The fact that Linnetz is sort of a one-man band, designing, photographing, and styling each collection himself adds to the intimacy and appeal. In a fashion landscape that is overpopulated by marketing jargon and incessant collaborations, Linnetz comes off as no bullshit. A bit of unfiltered charm. 

Photo: Eli Russell Linnetz
Photo: Eli Russell Linnetz

When he maps out the future of ERL, he tries not to be too prescriptive. “For me it would be expanding the language I’m creating: the American story, the Venice Beach character,” he says. Someday he might want to open a place where his multifaceted interests could convene, a store-music-art space, though it’s hard to picture people hanging out with the languor his work inspires while the pandemic rages on. In the short term, he’s excited to watch his fashion dream become real. “We’re only in the second season and we’ve grown so much,” he says, with the assurance that whatever comes next “will be super organic. I’ll be true to myself and Venice Beach and America.”

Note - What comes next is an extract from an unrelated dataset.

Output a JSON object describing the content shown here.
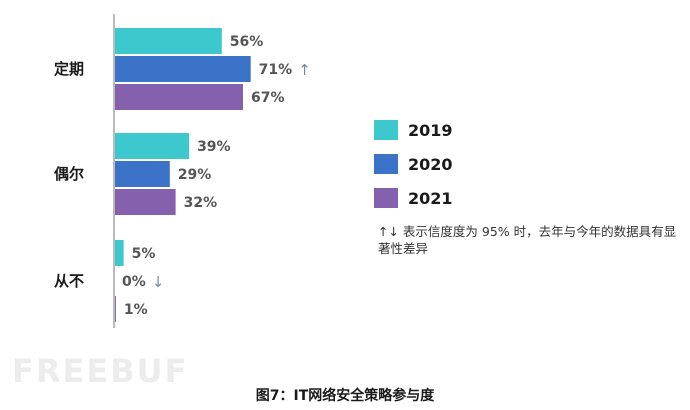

His biggest concern might be staving off the fashion machine. Someone who can balance the calculus of celebrity, fashion, art, and music as well as Linnetz can would be highly valuable to the behemoths out there, in the way that fellow multi-hyphenates like Matthew Williams, Virgil Abloh, and Hedi Slimane are. That life might not appeal to him, though. “I feel it’s easy to compare yourself to other people nowadays. For me the challenge is the focus on myself. You have to be kind of self-centered in order to discover what stories you want to tell, but in doing that, it’s selfless. You have to sacrifice to work so hard and to understand what you want to say.” Independence was always the American dream.